Wednesday, December 3, 2008

Some of you may be familiar with some work I did in the past to simplify the deployment of remote extensions using a combination of openvpn on a 3cx server and a SNOM 370 IP phone. In this case, we used the built in vpn client on the SNOM 370 to connect back to the 3cx server running OpenVPN and provide simple and secure remote extension setup. If you want to read more on this you can find it here... http://3cxblog.worksighted.com/2008/09/first-post-test.html


This work still left us faced with the problem that, while this is great for 1 model of phone on the market today, what about everyeone else? And what if a company already has a VPN infrastructure in place (like many companies do) and perhaps does not want to (or is not permitted to) leverage a secondary OpenVPN infrastructure? How are these users to deal with remote extensions?

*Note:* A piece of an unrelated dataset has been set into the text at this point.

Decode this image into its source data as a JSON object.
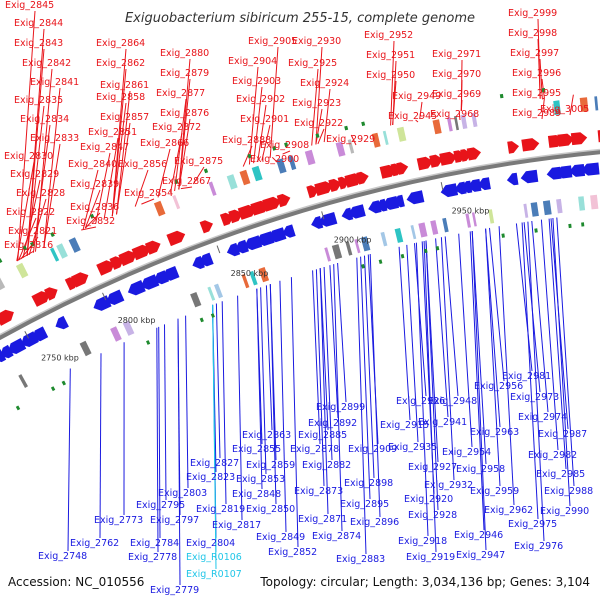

The inherent design of SIP w/ RTP makes it reasonably complicated to "easily" traverse firewalls since we are dealing with a lot of 2-way connectionless traffic. It becomes somewhat "hit-and-miss" to get remote extensions working properly (for the lay user anyway). Throw into this mix the fact that many ISP are now offering their own voice services and in some cases bocking service or degrading quality for users not on their voice solutions and we have a nice recipe for a solution that's more complicated than it's worth.


If a true VPN exists from Site A to Site B, the implementation of the remote extension become quite simple since we have full internal visibility between the phone and the 3cx server. While this is typical for branch offices where they can justify VPN endpoint devices at each site, what about the typical home tele-worker who needs an extension? We certainly cannot justify expensive equipment at user's homes and, as well, certainly do not want to deal with attempting to modify users home equipment to create patch work VPNs or battle against dynamic IPs and port-forwards. Yikes!


What we need is a simple, easy to deploy, easy to manage, inexpensive vpn solution for remote workers.


Enter the "pocket" vpn appliance....


It seemed to me that what we needed was a tiny hardware VPN appliance that could sit in front of a remote phone and provide true, IPSEC VPN capabilities, irrelevant of the phone being used.
After spending some time hunting around I came across this interesting product from ZyXEL. The ZyWALL Personal Firewall P1. It is a tiny, wallet sized, IPSEC VPN appliance designed for mobile workers. Now, they are intending it to function for a PC, but I see no reason why it couldn't work for an IP phone. Take a look here....
http://www.zyxel.com/web/product_family_detail.php?PC1indexflag=20040908175941&display=6244&CategoryGroupNo=0E8EA8FA-AF7D-434F-A527-F337AB9A3A51


I realize there would likely be some complexities getting this to work with different brands of VPN concentrators at the head-end, but in concept, I believe this to be fairly do-able. It would provide drastically simplified deployment of remote phones as well as security and encryption.
I'm interested to hear what others have to say about this possibility. Obviously it does not need to be this particular product, but something similar anyway.


Happy 3CXing!!!!


Best,

Mike

2 comments:

Matt Landis said...

Mike,
Very interesting. We actually have one of these zyxel unit in Landis Computer's research department to be checked out for exactly the reasons you outlined.

matt

Anonymous said...

The ZyWall P1 seems to have been discontinued. Anyone know of a similar product?